After believing this, we are going to use SPY to fulfill the Risk Hedging. First , we suppose
$$P(AAPL) = 2P(SPY)$$
There is no $\alpha$ here, so let’s just buy in 100 Apple stock and in the mean time, sell 2100 Spy stock. If the price of SPY is x per stock, then the price of AAPL is 2x. Because of (- 100\2x) + (2*100 * x) = 0, we will neither win or lose. This is how hedging avoids the risk. So how can we make profits?
Then we suppose $$P(AAPL) = 2(SPY) - 5\%$$. We can see that $-5\% < 0$, which tells us to “short” (sell) AAPL.

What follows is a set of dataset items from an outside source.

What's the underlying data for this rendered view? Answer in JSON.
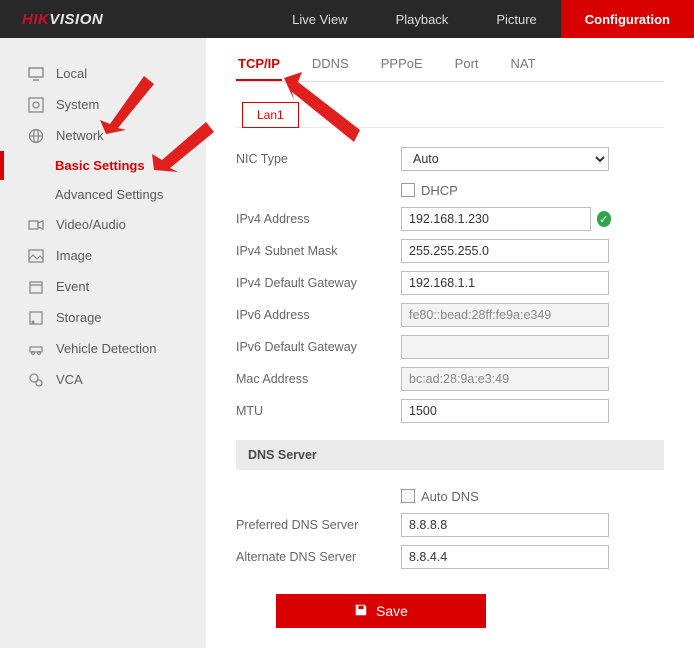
{
  "header": {
    "logo": {
      "hik": "HIK",
      "vision": "VISION"
    },
    "nav": {
      "live": "Live View",
      "playback": "Playback",
      "picture": "Picture",
      "config": "Configuration"
    }
  },
  "sidebar": {
    "local": "Local",
    "system": "System",
    "network": "Network",
    "basic": "Basic Settings",
    "advanced": "Advanced Settings",
    "videoaudio": "Video/Audio",
    "image": "Image",
    "event": "Event",
    "storage": "Storage",
    "vehicle": "Vehicle Detection",
    "vca": "VCA"
  },
  "tabs": {
    "tcpip": "TCP/IP",
    "ddns": "DDNS",
    "pppoe": "PPPoE",
    "port": "Port",
    "nat": "NAT"
  },
  "subtab": {
    "lan1": "Lan1"
  },
  "form": {
    "nic_label": "NIC Type",
    "nic_value": "Auto",
    "dhcp_label": "DHCP",
    "ipv4addr_label": "IPv4 Address",
    "ipv4addr_value": "192.168.1.230",
    "ipv4mask_label": "IPv4 Subnet Mask",
    "ipv4mask_value": "255.255.255.0",
    "ipv4gw_label": "IPv4 Default Gateway",
    "ipv4gw_value": "192.168.1.1",
    "ipv6addr_label": "IPv6 Address",
    "ipv6addr_value": "fe80::bead:28ff:fe9a:e349",
    "ipv6gw_label": "IPv6 Default Gateway",
    "ipv6gw_value": "",
    "mac_label": "Mac Address",
    "mac_value": "bc:ad:28:9a:e3:49",
    "mtu_label": "MTU",
    "mtu_value": "1500",
    "dns_section": "DNS Server",
    "autodns_label": "Auto DNS",
    "prefdns_label": "Preferred DNS Server",
    "prefdns_value": "8.8.8.8",
    "altdns_label": "Alternate DNS Server",
    "altdns_value": "8.8.4.4",
    "save": "Save"
  }
}
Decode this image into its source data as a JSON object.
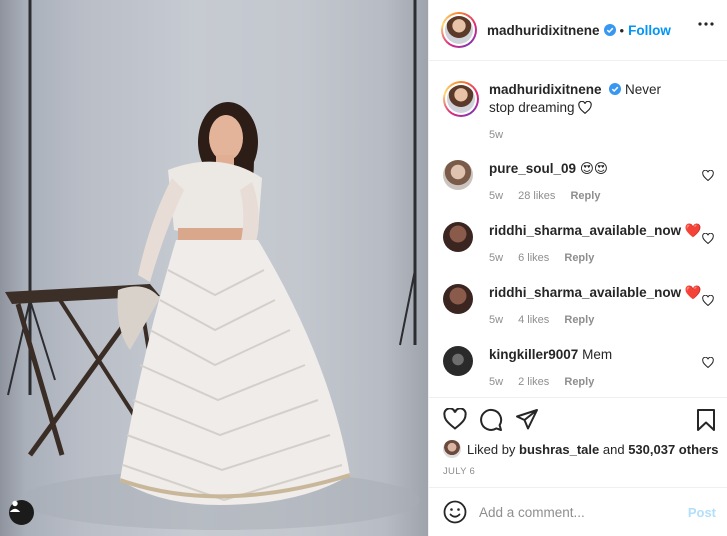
{
  "photo": {
    "alt_icon": "user-tag-icon"
  },
  "header": {
    "username": "madhuridixitnene",
    "separator": "•",
    "follow_label": "Follow",
    "more_icon": "more-horizontal-icon"
  },
  "caption": {
    "username": "madhuridixitnene",
    "text": "Never stop dreaming",
    "time": "5w"
  },
  "comments": [
    {
      "username": "pure_soul_09",
      "text": "😍😍",
      "time": "5w",
      "likes": "28 likes",
      "reply": "Reply"
    },
    {
      "username": "riddhi_sharma_available_now",
      "text": "❤️",
      "time": "5w",
      "likes": "6 likes",
      "reply": "Reply"
    },
    {
      "username": "riddhi_sharma_available_now",
      "text": "❤️",
      "time": "5w",
      "likes": "4 likes",
      "reply": "Reply"
    },
    {
      "username": "kingkiller9007",
      "text": "Mem",
      "time": "5w",
      "likes": "2 likes",
      "reply": "Reply"
    }
  ],
  "liked_by": {
    "prefix": "Liked by",
    "user": "bushras_tale",
    "and": "and",
    "others": "530,037 others"
  },
  "date": "JULY 6",
  "add_comment": {
    "placeholder": "Add a comment...",
    "post_label": "Post"
  },
  "colors": {
    "accent": "#0095f6",
    "post_disabled": "#b2dffc",
    "border": "#efefef",
    "muted": "#8e8e8e"
  }
}
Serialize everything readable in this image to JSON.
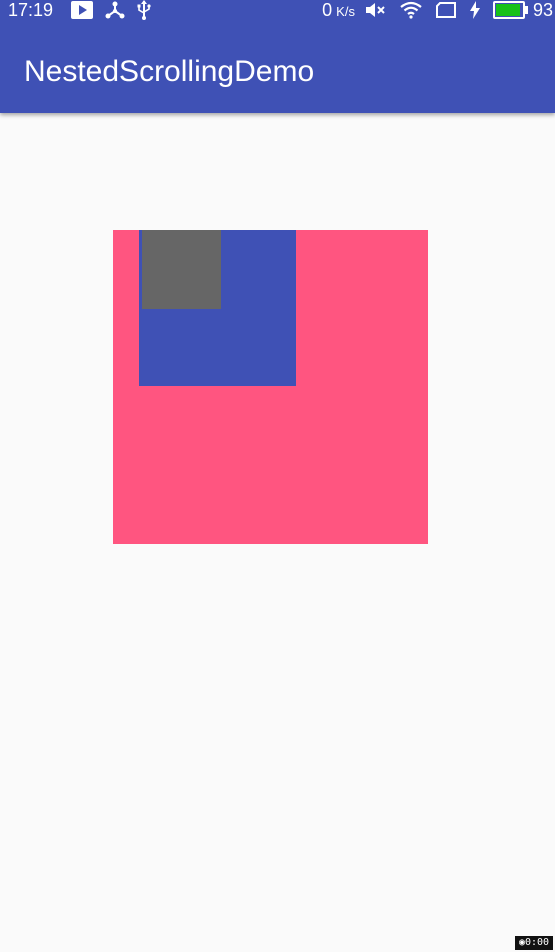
{
  "status_bar": {
    "time": "17:19",
    "notification_icons": [
      "play-store-icon",
      "network-share-icon",
      "usb-icon"
    ],
    "net_speed_value": "0",
    "net_speed_unit": "K/s",
    "status_icons": [
      "mute-icon",
      "wifi-icon",
      "sim-card-icon",
      "charging-bolt-icon"
    ],
    "battery_percent": "93",
    "battery_level": 0.93,
    "battery_color": "#18c21a"
  },
  "app_bar": {
    "title": "NestedScrollingDemo",
    "color": "#3f51b5"
  },
  "views": {
    "parent_color": "#ff5580",
    "child_color": "#3f51b5",
    "grandchild_color": "#666666"
  },
  "overlay": {
    "badge_label": "0:00",
    "badge_icon": "record-dot-icon"
  }
}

| stock | price | amount |
|---|---|---|
| AAPL | $\beta$ * x + $\alpha$ | 100 |
| SPY | x | 100 * $\beta$ |
This is a use case when we know $\alpha$. The amount of apple stock we sell is 100. As a hedging operation, we buy in (100*$\beta$)SPY stocks. In this case, the profit we make is
$$-100(\beta x + \alpha) + 100 \beta x = -100 \alpha$$
From the cases above, we are able to have a general idea about how we use SPY in risk hedging.
My Morning Jobs
So what am I supposed to do? In the morning, I’ll receive a form(maybe excel from Bloomberg Terminal), something looks like:
| stock | $\beta$ | suggestion |
|---|---|---|
| AAPL | 1.5 | short |
| TSLA | -2 | short |
| MSFT | 3 | long |
| GM | 1.4 | long |
Our CRO Bloch will tell me something like, today we have \$1000 to buy stocks, the total prices of each stock are equal. Of course we are going to buy SPY for hedging, so let your machine do the automatic trading work.

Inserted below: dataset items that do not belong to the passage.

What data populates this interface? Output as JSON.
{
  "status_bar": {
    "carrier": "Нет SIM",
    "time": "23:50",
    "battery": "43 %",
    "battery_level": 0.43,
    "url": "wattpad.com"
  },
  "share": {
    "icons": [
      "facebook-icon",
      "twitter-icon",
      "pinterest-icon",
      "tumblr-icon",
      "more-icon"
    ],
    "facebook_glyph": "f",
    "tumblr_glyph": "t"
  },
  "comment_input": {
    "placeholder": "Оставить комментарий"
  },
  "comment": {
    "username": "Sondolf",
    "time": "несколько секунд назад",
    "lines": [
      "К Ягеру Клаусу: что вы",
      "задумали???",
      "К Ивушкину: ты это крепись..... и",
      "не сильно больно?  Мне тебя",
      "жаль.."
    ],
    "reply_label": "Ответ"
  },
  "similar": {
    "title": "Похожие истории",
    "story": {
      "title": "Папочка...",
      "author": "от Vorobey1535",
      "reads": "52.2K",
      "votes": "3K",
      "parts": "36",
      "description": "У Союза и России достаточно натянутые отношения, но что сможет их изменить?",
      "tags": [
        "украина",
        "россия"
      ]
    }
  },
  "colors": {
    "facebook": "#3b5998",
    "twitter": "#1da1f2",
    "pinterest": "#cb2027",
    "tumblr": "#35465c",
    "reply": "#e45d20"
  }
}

Take TSLA for an instance, the trading suggestion is “short”. So we are going to sell \$x of its stock. In the mean time, we have to buy $\beta*x = -2x$ dollars of SPY for hedging, which actually means we should sell $2x$ dollars of SPY. Then we can fill in the form:
| stock | $\beta$ | suggestion | SPY(+buy/-sell) |
|---|---|---|---|
| AAPL | 1.5 | short | +1.5x |
| TSLA | -2 | short | -2x |
| MSFT | 3 | long | -3x |
| GM | 1.4 | long | -1.4x |
In total, the amount of SPY we are going to buy/sell is $$1.5x - 2x - 3x - 1.4x = -4.9x$$. Because we have to buy \$x of each these 4 stocks. Our 1000 dollars this morning will be separated into $4.9 + 4 = 8.9$ parts. Therefore, we buy or sell (1/8.9 * 1000) dollars of AAPL/TSLA/MSFT/GM. And we sell (4.9/8.9 * 1000) dollars of SPY.
Using TWS (Trade Workstation) API, I can find out the VWAP or mkt price of each stock, then the trading platform I build will calculate the number of each stock to be operated and do the correspond buy/sell jobs.

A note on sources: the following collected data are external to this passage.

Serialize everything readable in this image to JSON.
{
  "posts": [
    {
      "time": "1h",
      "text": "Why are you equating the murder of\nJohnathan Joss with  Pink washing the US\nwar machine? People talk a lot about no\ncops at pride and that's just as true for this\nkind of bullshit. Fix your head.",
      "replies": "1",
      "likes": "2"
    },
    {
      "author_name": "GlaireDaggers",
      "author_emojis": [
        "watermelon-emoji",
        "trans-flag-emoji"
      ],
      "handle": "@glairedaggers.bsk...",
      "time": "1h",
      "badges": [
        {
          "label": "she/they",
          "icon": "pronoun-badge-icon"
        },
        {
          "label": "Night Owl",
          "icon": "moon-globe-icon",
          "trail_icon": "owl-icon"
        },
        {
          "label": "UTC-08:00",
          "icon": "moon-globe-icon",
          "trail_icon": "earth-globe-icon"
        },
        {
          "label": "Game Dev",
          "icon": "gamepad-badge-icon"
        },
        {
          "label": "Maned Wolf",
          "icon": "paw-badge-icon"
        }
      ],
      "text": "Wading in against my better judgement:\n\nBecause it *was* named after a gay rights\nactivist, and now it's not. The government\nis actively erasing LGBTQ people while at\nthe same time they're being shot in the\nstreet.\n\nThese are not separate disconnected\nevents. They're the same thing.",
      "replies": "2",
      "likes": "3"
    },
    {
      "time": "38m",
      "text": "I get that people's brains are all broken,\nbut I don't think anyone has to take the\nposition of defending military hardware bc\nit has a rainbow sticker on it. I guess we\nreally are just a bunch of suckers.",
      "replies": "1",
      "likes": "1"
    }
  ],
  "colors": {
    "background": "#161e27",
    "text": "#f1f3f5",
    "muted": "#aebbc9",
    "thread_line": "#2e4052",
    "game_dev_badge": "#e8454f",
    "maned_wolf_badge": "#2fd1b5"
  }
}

Portfolio rebalance & 3-day trading
The further step is about how to apply the methods to calculate number of each stock to be traded on a regular 3-day-basis.
Because we are going to do the trading on a three-day basis, it’s natural to think of dividing the investment for one 3-day period into three equal parts and using each part to buy/sell stocks every day.
Nevertheless, there are occasions when we lose a lot of investment on the first day and therefore, we have to do correspond adjustment on the second and third day. For example, if we have \$999 in the beginning, the investment will be divided into three \$333 for each day.
Unfortunately, the first \$333 we used to buy AMZN in day 1 became only 1 dollar after the first day and before the opening of the second day. Suppose we have rebalance triggers which will be trigged say, when the fortune we have become less than 25% or more 140% of the initial investment that day, one trigger will be trigged on the second day for rebalance.
The so-called rebalance is: For now, the total investment is (1 + 666) dollars, what we want is to keep the share for the first-day investment be 1/3 of the total investment. Hence, we have to re-invest 667/3 dollars using the form in day-one to calculate how many stocks(same kind as in day-one) we are going to buy/sell in the second day.
After that, we will calculate the difference between the new result and the result in the first day. The result of the difference is what we should do on the second trading day. e.g.
| day 1 | new result | difference |
|---|---|---|
| -1 AAPL | -3 AAPL | short 2 AAPL stocks |
Of course, the investment we have for the form from the second day becomes 667/3 dollars.